From about the ages of eight to eighteen, I spent nearly every weekend from early spring to late autumn in a tent in some farmer's field with my parents and their friends camped nearby. I started off in a small pup tent with wooden poles, no flysheet and a tarp groundsheet, with the grass coming up inside the tent. In time I moved on to a tent with zips, a sewn in groundsheet, metal poles and best of all a fly sheet so I stopped getting wet every time it rained. Most of the time I shared my space with my dog which was fine until he had an itch. No one sleeping on an airbed sleeps through a dog leaning on you while it has a good scratch. I have really good memories, as a teenager, of getting organised with the other kids and camping in a corner of the field, away from the grown ups, cooking and generally looking after ourselves.
When I got married, our first holidays were under canvass using the tent from my youth and later my parents' old tent. When the kids came along, we carried on for a while, they shared my old tent and we bought a larger version for ourselves. For a while, the urge to camp wore off and my only "camping" was the odd expedition or bit of survival training provided by HRH. Then the camping urge had one last fling after the kids left for college. We bought a motor camper with the intention of eventually disappearing into Europe on an extended road trip. That never happened, though it got close.

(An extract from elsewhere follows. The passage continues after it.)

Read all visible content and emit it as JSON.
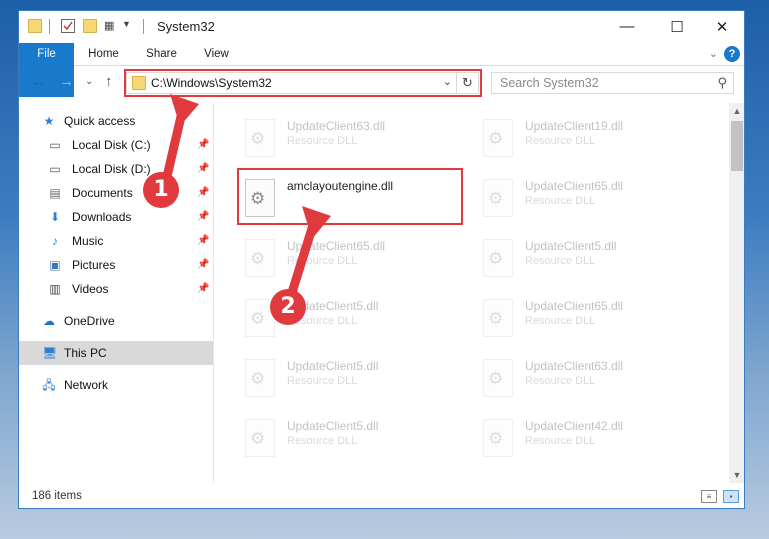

Sometimes the urge to wild camp returns, but now it would be a solo activity - Mrs N has made that clear. The thought of a quiet night out on the moors or in the hills has its appeal but the thought of spending a small fortune on what will, at best, be a fairly intermittent, lonely and possibly uncomfortable activity still does not have sufficient appeal. I think maybe over the years I am all camped out and still like my creature comforts too much.